Electron density profiles ρ(z) (electrons/ų) along the z direction perpendicular to DOPC bilayers at 30 °C. The bilayer is symmetric with center at z=0; a full water region is shown and the beginning of a second bilayer at z=40 Å.

The most valuable quantity obtained from the electron density profile is the separation D_HH of its maxima. This single quantity allows one to bootstrap [25] from the well determined gel phase [1] to determine other valuable quantities [6] such as the interfacial area A, the location D_C of the Gibbs dividing surface for the hydrocarbon region, the number of waters n_W per lipid molecule in the stack, the Luzzati bilayer thickness D_B [26], the steric thickness $D_B^{\prime }$, and the corresponding thicknesses of the water layers D_W=D—D_B and $D_W^{\prime }=D-D_B^{\prime }$. Values of these quantities are given in Table II and D_C and $D_B^{\prime }$ are shown in Fig. 4.

TABLE II.

Values of structural parameters for DOPC bilayers at 30 °C with units in appropriate powers of angstrom and 1% estimated errors.
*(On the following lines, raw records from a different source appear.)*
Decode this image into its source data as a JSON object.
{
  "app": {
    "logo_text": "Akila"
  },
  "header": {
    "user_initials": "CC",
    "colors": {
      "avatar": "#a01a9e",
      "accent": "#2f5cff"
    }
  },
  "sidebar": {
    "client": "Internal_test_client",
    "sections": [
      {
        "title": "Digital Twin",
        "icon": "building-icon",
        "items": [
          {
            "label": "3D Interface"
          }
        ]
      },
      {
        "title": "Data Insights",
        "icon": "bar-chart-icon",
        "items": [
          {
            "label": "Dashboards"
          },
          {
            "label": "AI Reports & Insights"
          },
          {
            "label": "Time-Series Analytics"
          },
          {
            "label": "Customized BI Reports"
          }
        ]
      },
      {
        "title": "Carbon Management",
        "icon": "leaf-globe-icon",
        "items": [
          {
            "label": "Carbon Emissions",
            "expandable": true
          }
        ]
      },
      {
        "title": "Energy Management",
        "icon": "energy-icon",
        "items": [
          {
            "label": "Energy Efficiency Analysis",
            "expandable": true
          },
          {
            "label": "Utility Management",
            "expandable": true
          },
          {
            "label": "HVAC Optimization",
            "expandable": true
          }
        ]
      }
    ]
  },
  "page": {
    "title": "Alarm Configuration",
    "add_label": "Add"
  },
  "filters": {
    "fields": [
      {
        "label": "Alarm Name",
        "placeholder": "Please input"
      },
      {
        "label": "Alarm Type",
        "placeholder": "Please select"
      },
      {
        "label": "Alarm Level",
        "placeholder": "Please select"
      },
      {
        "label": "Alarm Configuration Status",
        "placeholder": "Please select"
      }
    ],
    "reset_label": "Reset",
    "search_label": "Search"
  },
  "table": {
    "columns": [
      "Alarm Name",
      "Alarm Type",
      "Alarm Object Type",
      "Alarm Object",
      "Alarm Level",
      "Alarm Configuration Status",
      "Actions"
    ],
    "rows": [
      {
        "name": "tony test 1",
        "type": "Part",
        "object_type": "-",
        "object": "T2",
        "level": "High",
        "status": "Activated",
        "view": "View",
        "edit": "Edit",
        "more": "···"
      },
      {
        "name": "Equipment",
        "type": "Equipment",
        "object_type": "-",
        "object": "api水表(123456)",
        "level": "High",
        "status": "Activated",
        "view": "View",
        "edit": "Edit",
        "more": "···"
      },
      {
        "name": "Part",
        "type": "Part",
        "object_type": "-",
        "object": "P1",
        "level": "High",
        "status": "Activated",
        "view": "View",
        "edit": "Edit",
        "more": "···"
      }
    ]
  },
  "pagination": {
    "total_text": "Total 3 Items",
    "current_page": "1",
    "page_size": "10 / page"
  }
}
A	nW	DHH	$D_C^{\prime }$	DB	DB
72.1	32.5	37.1	13.6	45.2	36.1

This method promises to revolutionize the study of membrane structure. The key is that systems with thermodynamic disorder that naturally occurs in the most biologically relevant fully hydrated samples contain much more information in thermal diffuse scattering than in the traditional Bragg peaks. This paper shows that the theory required to extract this information is adequate and that suitable data can be obtained at synchrotrons. A by-product is that the material parameters K_c and B are also obtained. The values of B will be especially important for analyzing the fundamental interactions between bilayers [12,26] with the aid of Monte Carlo simulations [27].